Hello,

Well, there is a difference between actual physical control and the propogated 
illusion of control (thanks Brian for bringing Foucault back into the 
discussion - I have the feeling he never left).  If we accept or passively 
follow the various socialising paradigms where mega-companies such as Google 
exercise ‘control’ then we fall into that behavioral abyss charted in 1984 and 
other dystopic works describing the collapse or devolution of democratic norms. 
As, perhaps, (as indicated below) what is important is maintaining, continuous 
invigorating, the terrain upon which the totalitarian nature of the neoliberal 
hyper-capitalist infrastructure can be contested. In this context 
decentralisation of forms/means of communication are an imperative - without 
vibrant discursive social spaces reflective of the social needs and desires 
that permeate daily life we are only so much fodder for the GoogleFacebook 
singularity, one-dimensional, social mechanisms.

"Sonja Buchegger is leading a group of scientists at KTH who are creating 
building blocks that developers could use to launch decentralized, distributed 
networks, which would not only be difficult to interfere with, but would also 
protect people from government snooping.

"The internet itself is not centralized – it would be hard to shut down," 
Buchegger says. "It was built as a robust, decentralized tool to communicate; 
and we can do the same for other services that are now centralized, like social 
networks."

Whether the demand for such networks would go mainstream any time soon is hard 
to tell.
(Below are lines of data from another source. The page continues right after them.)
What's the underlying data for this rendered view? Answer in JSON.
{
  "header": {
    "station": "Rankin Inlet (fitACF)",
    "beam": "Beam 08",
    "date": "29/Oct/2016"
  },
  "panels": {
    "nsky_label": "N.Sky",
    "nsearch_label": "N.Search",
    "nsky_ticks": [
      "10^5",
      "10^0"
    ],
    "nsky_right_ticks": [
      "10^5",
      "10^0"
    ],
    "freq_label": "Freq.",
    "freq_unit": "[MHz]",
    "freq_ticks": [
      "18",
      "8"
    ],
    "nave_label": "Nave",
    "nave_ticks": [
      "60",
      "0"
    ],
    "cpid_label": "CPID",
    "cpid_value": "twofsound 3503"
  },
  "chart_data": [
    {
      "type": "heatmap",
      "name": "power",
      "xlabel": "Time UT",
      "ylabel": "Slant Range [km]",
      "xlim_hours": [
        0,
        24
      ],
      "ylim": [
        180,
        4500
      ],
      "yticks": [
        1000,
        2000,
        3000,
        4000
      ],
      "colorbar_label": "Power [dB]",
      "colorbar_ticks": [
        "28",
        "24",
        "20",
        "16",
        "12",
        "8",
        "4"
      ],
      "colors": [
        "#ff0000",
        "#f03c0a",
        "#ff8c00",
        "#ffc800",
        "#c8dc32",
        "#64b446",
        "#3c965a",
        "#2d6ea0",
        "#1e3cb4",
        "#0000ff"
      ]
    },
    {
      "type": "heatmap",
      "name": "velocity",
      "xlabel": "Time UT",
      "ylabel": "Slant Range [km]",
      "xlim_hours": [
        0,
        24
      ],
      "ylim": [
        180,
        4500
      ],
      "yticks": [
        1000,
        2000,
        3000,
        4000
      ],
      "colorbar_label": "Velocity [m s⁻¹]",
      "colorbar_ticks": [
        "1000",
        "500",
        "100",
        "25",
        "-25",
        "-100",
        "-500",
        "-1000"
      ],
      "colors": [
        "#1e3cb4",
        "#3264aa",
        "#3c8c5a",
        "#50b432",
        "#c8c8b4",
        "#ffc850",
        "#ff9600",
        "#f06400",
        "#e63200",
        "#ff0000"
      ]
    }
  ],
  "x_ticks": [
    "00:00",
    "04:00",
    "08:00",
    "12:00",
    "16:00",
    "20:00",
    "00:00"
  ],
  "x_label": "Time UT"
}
Buchegger notes that it is difficult for most people to wrap their 
head around the notion that their personal information is exposed on web-based 
email and social platforms.

"The whole privacy issue online is very young, and the population is not used 
to thinking in this way," she says. "Offline, we know how to protect our 
privacy; we know who can overhear us; we see who is in the room with us and we 
know whether we can trust those people; but online we haven't really grasped 
who the audience is and how that changes over time." 

Buchegger's research is focused on the privacy issues of distributed 
peer-to-peer (P2P) networks, that is, the underlying infrastructure for a 
decentralized system in which people could store their data beyond the reach of 
data miners or government surveillance."